Anti-GAD antibodies are common in SPS [9], but in paraneoplastic SPS, anti-amphiphysin antibodies are more specific [3, 7]. In our case, anti-GAD antibodies were negative, and anti-amphiphysin antibodies were positive.

In most cases of SPS, EMG shows continuous unit activity in the affected muscles [9, 10]. EMG showed no significant changes, but that could have been because the patient had already been given treatment.
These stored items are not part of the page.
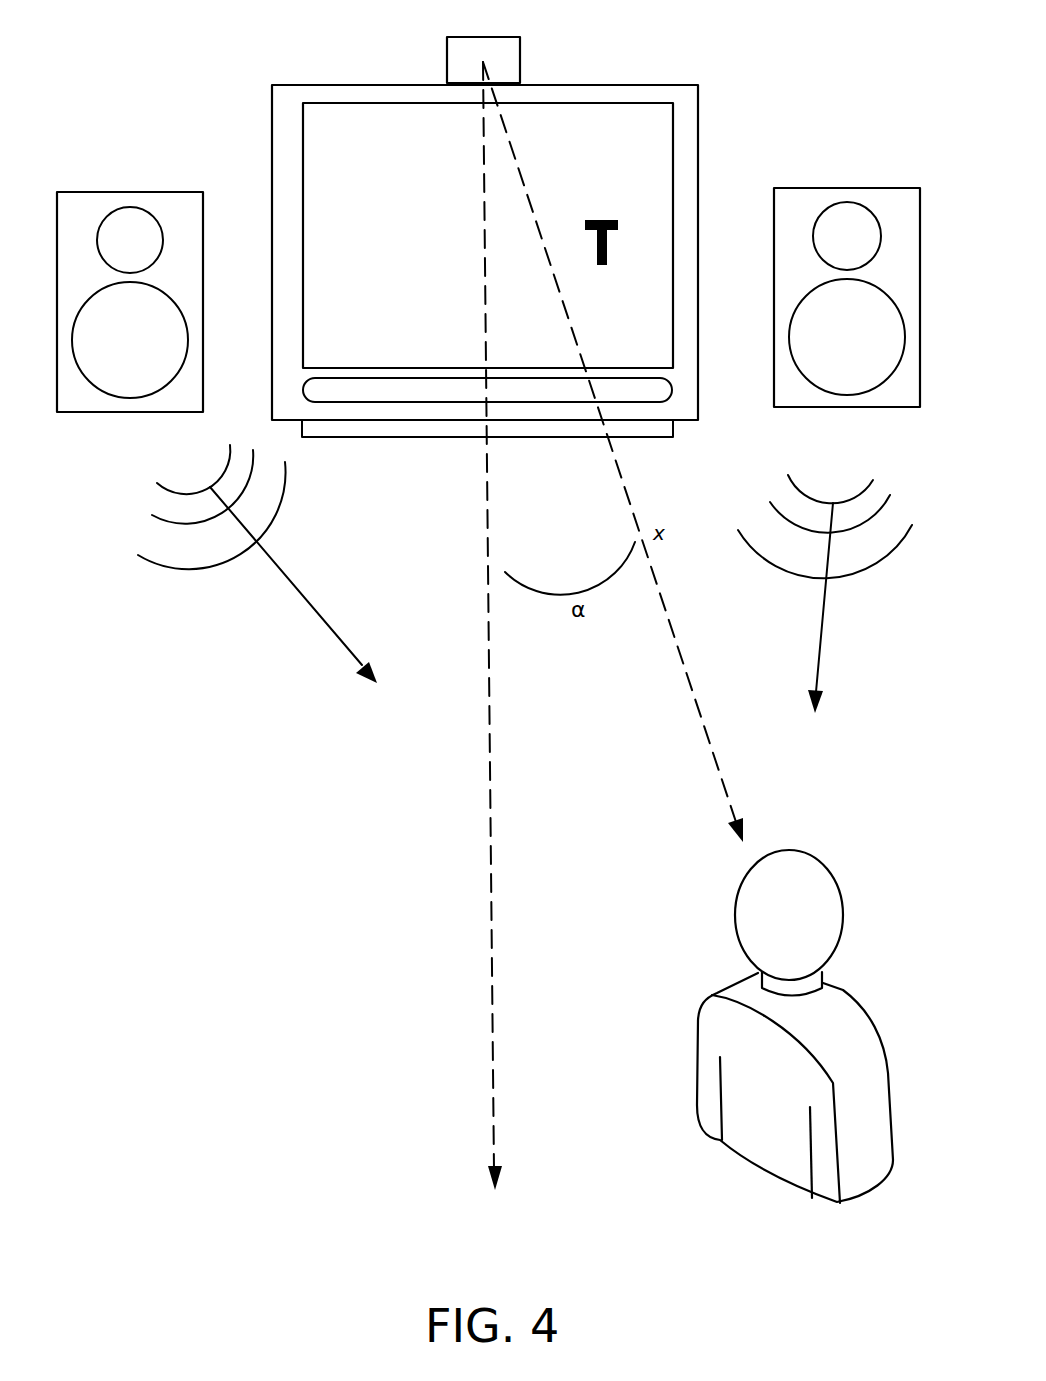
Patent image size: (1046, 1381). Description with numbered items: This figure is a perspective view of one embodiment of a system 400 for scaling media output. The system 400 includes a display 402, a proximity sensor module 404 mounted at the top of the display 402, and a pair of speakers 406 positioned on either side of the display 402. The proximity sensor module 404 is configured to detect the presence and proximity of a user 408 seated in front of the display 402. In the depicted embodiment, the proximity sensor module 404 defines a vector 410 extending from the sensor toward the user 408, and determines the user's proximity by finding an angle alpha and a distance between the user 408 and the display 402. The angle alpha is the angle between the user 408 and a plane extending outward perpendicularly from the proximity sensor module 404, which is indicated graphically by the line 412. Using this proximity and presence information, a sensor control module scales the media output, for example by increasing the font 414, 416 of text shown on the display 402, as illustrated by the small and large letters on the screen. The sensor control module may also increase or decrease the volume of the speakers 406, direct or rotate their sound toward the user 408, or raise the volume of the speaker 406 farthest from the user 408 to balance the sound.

The system 400 is at (122, 55).
The display 402 is at (700, 97).
The proximity sensor module 404 is at (520, 49).
The speakers 406 is at (107, 192).
The user 408 is at (805, 850).
The vector 410 is at (670, 623).
The line 412 is at (492, 798).
The font 414 is at (370, 237).
The font 416 is at (578, 217).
There are also reports of cases in which EMG was normal [2, 10].

The criteria proposed by Dalakas, which include clinical presentation, EMG testing, and positive serology findings for the aforementioned antibodies, can be used for the diagnosis of SPS [6] (Table 2).

Table 2

Dalakas criteria of SPS present in our patient

	Dalakas criteria for SPS [6]	Our patient
1	Rigidity in limbs and trunk muscles, prominent in thoracolumbar and abdominal muscles	Rigidity in lower extremities and lumbar paraspinal muscles
2	Continuous contraction of agonist and antagonist muscles (clinically and on EMG)	Continuous contraction of agonist and antagonist muscles of lower extremities (clinically)
3	Spasms precipitated by stimuli: noise, tactile, emotional	Spasms precipitated by noise, light, touch, stress
4	Absence of other neurologic disease-explaining symptoms	MRI and bloodwork findings did not explain symptoms
5	Positive anti-GAD65/anti-amphiphysin antibodies (immuno-cytochemistry, western blot, radioimmunoassay)	Positive anti-amphiphysin antibodies (western blot)
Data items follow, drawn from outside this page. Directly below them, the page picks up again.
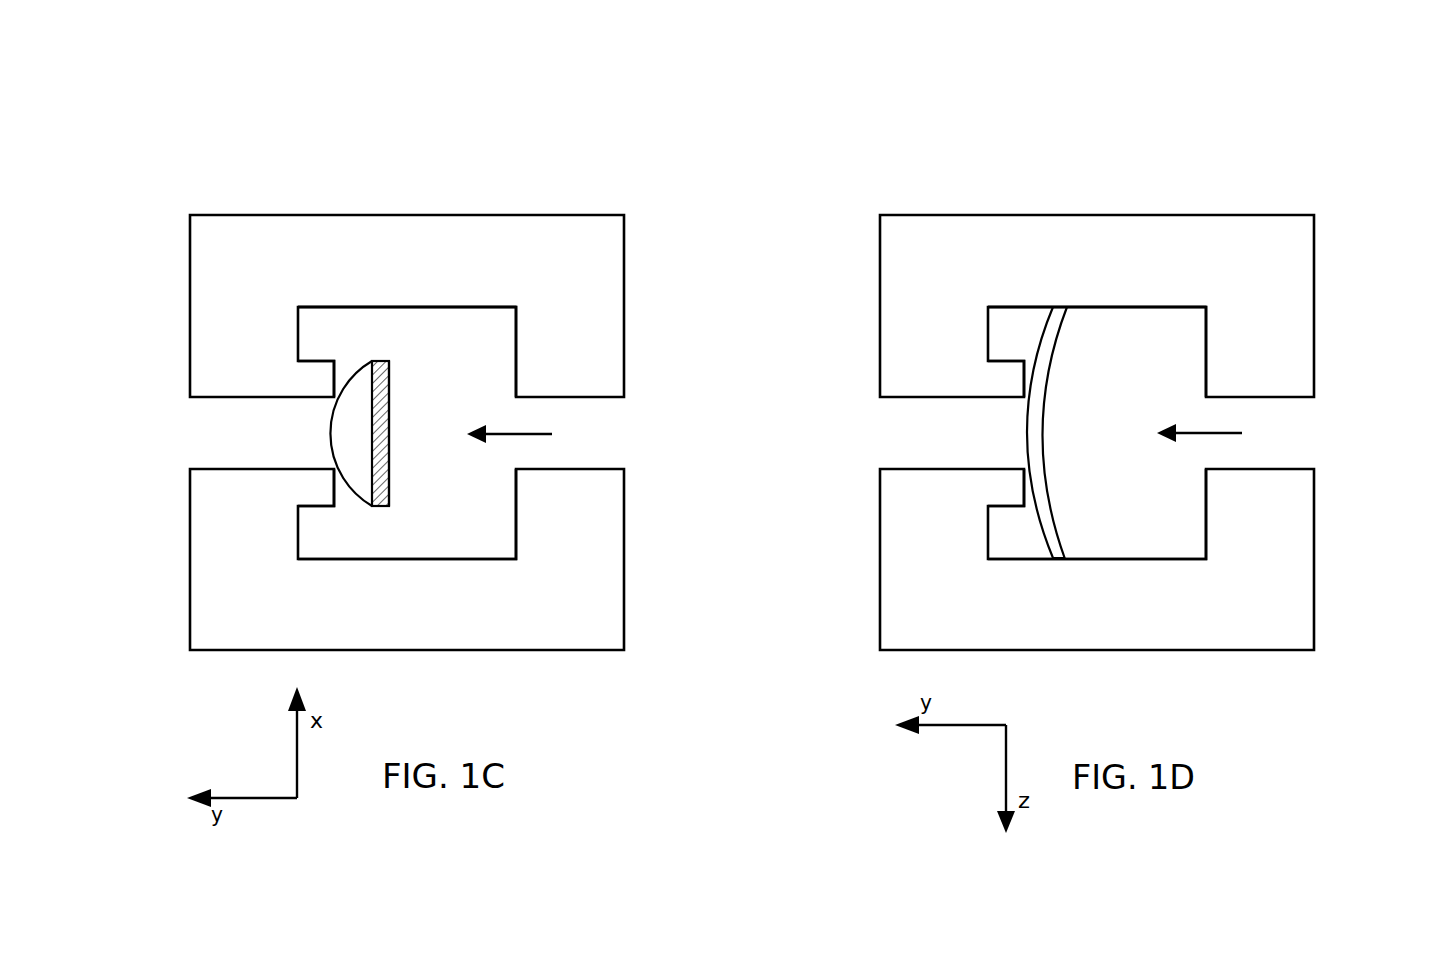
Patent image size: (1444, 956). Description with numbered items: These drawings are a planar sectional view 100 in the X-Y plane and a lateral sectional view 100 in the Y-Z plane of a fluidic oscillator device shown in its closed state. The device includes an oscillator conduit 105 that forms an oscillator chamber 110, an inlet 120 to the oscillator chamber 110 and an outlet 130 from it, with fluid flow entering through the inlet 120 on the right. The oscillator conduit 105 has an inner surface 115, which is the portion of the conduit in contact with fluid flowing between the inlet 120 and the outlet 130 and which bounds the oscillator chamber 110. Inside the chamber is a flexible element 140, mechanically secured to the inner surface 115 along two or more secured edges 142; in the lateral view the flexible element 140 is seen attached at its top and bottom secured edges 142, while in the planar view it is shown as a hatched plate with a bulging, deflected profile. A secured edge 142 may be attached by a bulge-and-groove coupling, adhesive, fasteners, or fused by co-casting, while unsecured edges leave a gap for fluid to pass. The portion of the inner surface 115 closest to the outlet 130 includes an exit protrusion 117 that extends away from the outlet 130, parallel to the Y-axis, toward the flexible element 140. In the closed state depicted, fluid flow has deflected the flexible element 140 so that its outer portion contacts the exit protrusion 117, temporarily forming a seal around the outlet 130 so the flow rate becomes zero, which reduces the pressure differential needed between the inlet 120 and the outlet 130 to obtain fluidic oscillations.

In FIG. 1C, the sectional view 100 is at (173, 64).
In FIG. 1D, the sectional view 100 is at (862, 62).
In FIG. 1C, the oscillator conduit 105 is at (553, 272).
In FIG. 1D, the oscillator conduit 105 is at (1228, 265).
In FIG. 1C, the oscillator chamber 110 is at (461, 342).
In FIG. 1D, the oscillator chamber 110 is at (1151, 342).
In FIG. 1C, the inner surface 115 is at (425, 306).
In FIG. 1D, the inner surface 115 is at (1115, 306).
In FIG. 1C, the exit protrusion 117 is at (318, 490).
In FIG. 1D, the exit protrusion 117 is at (1020, 487).
In FIG. 1C, the inlet 120 is at (623, 450).
In FIG. 1D, the inlet 120 is at (1312, 450).
In FIG. 1C, the outlet 130 is at (190, 442).
In FIG. 1D, the outlet 130 is at (880, 442).
In FIG. 1C, the flexible element 140 is at (340, 410).
In FIG. 1D, the flexible element 140 is at (1047, 333).
In FIG. 1C, the secured edge 142 is at (386, 462).
In FIG. 1D, the secured edge 142 is at (1064, 561).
Diazepam can be used in divided doses, gradually increasing the dose up to 100 mg, and clonazepam up to 6 mg [1]. Other medications used can be levetiracetam, baclofen, and gabapentin [1]. In our case, the patient received gradually increasing doses of diazepam and clonazepam associated with levetiracetam, baclofen, and gabapentin with slight improvement of symptoms at first, and then reappearance of said symptomology. In some cases, intramuscular injection of botulinum toxin can be used for muscle relaxation [3]. We decided in favor of this approach for the severe spasms and pain, with only a partial improvement of symptoms. In paraneoplastic SPS, specific treatment of underlying cancer is needed [3]. In our case, the patient's condition did not allow surgery at that point, but she was transferred to an oncology ward for hormonal therapy.

The prognosis in SPS is variable, depending on numerous factors, such as underlying malignancy [3]. In this case, the prognosis was not favorable due to the psychologic factor and the patient's complications. The particularity of this case was the discordance between the stage of the cancer and the severe symptoms with only partial response to treatment.

Conclusion

In this report, we described the case of a patient with severe symptoms at an early stage of malignancy, only partially responsive to therapy, and with poor prognosis. A screening for underlying malignancy could be beneficial for patients suspected of SPS. Paraneoplastic SPS is a rare neurological disorder, challenging for the physicians both to diagnose and treat.

Statement of Ethics

The patient's family has given their written informed consent to publish the case (including publication of images).

Conflict of Interest Statement

The authors have no conflicts of interest to declare.

Funding Sources

There was no funding agency involved in the production of this case report.

Author Contributions

All authors made clinical and scientific contributions in writing this paper.